Saat pikiranku yang linglung ini sedang memikirkan hal-hal ini, Shirayuki dengan gesit menyiapkan makan malamku.


“Kelihatannya enak…” panci mendidih di depanku ini menyimpan bubur telur yang nikmat.  Dia menyajikannya di atas piring kecil dan memberiku sendok.


"Ini dia, awas panas ... jika lidahmu sensitif, aku bisa meniupkan makanannya untukmu."


"Ya, silakan."


"Tentu saja itu cuma bercanda—Eh?”


"Aku juga bercanda, hehe."


“T-Tolong jangan mengejutkanku seperti itu!”


"Maaf.  Oh ya, itadakimasu.” aku menyeruput bubur hangatnya sebelum dingin.


"Bagaimana?  Kuharap itu sesuai dengan seleramu."

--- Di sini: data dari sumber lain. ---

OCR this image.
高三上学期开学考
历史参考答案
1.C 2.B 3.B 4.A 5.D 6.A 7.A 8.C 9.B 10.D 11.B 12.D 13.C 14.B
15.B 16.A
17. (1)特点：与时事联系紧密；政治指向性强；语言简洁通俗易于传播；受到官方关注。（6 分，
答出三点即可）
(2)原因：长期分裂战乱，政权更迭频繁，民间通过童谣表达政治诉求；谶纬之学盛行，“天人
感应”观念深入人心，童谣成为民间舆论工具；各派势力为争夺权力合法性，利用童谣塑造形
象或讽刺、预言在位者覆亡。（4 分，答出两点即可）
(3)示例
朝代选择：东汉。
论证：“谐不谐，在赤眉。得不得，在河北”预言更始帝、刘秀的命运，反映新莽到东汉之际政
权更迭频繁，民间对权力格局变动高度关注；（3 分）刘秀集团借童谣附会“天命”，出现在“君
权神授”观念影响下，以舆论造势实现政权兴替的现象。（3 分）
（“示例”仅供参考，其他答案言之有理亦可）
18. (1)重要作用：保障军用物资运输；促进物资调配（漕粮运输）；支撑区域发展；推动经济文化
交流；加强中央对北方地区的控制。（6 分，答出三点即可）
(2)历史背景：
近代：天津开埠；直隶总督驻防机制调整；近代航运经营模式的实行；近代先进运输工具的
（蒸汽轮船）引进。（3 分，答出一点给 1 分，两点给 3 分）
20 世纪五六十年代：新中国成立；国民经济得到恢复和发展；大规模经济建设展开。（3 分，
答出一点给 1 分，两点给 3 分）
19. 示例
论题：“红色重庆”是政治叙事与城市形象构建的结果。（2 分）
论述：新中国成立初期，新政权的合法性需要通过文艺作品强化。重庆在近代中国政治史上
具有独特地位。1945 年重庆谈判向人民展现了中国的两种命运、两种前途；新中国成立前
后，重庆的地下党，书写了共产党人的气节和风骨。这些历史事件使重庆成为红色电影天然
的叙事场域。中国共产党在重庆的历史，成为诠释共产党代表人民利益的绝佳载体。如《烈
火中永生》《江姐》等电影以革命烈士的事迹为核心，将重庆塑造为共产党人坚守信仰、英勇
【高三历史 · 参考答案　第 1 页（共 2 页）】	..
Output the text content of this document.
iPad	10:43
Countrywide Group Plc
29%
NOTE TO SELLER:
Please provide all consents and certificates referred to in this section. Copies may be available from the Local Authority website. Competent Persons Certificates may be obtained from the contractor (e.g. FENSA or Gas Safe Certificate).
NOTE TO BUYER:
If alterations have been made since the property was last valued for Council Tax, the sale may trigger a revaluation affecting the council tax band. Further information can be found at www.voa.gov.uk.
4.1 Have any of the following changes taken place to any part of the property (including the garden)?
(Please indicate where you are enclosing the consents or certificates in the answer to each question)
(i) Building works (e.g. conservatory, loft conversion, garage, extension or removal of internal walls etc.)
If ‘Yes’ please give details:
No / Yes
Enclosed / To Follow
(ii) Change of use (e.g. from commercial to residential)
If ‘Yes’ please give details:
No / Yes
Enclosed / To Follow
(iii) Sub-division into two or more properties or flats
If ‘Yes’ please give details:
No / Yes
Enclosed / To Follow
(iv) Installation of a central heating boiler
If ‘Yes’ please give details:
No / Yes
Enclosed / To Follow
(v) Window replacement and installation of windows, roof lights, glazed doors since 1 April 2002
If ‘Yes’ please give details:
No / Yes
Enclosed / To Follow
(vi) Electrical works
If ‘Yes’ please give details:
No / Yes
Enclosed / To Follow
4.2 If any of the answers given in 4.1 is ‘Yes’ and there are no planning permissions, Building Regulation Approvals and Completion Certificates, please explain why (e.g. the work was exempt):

“Hm, ini enak.  Rasanya sangat menggambarkan Shirayuki.“ Ini memiliki rasa khas yang sama seperti makanan yang kumakan setiap hari saat makan siang.  Ini memuaskan.


Tunggu sebentar ... apakah perutku sedang digoda olehnya?  …Tidak, tidak. Aku hanya terlalu banyak berpikir.  Terlalu meragukan seseorang bukanlah hal yang baik — tapi serius, ini enak.


Telurnya yang lembut dan kenyal,  rasa kaldu sup yang memikiki sedikit aroma,  dan yang paling penting, daging buah prem kering, yang dipotong kecil-kecil, sukses memberikan konsistensi pada seluruh hidangan.  Itu mampu menyegarkanku dan merangsang nafsu makanku yang sebelumnya mandul dengan cara yang luar biasa.


“Fuh … terima kasih untuk makanannya.”


"Jangan mengatakan itu." Shirayuki berdiri dan menyingkirkan piring kotornya.


"Biarkan aku saja yang membereskan piring kotornya."


"Kamu sedang sakit, jadi kamu harus banyak istirahat."


"Maaf merepotkanmu, terima kasih.” aku berterima kasih padanya.


Dia memutar matanya dan tersenyum dengan tawa.


“Kenapa?”


"Tidak ada apa-apa.  Kupikir kamu benar-benar mirip seperti yang Yui katakan.”


"Apa yang dia katakan?"


"Hmm, mari kita lihat..." dia terbatuk, berdehem, dan melanjutkan. “‘Ketika kakakku masuk angin, dia akan menjadi sangat jujur.  Tidak ada omong kosong yang sinis darinya!  Lebih jauh lagi, menurut penelitianku, itu adalah satu-satunya saat di mana memori fotografisnya tidak berfungsi dengan baik.' — itulah yang dia katakan kepadaku."


"Sialan, dia memuntahkan omong kosong lagi..."


Oh sebentar, dia benar-benar pandai dalam menirukan suara Yui, bukan?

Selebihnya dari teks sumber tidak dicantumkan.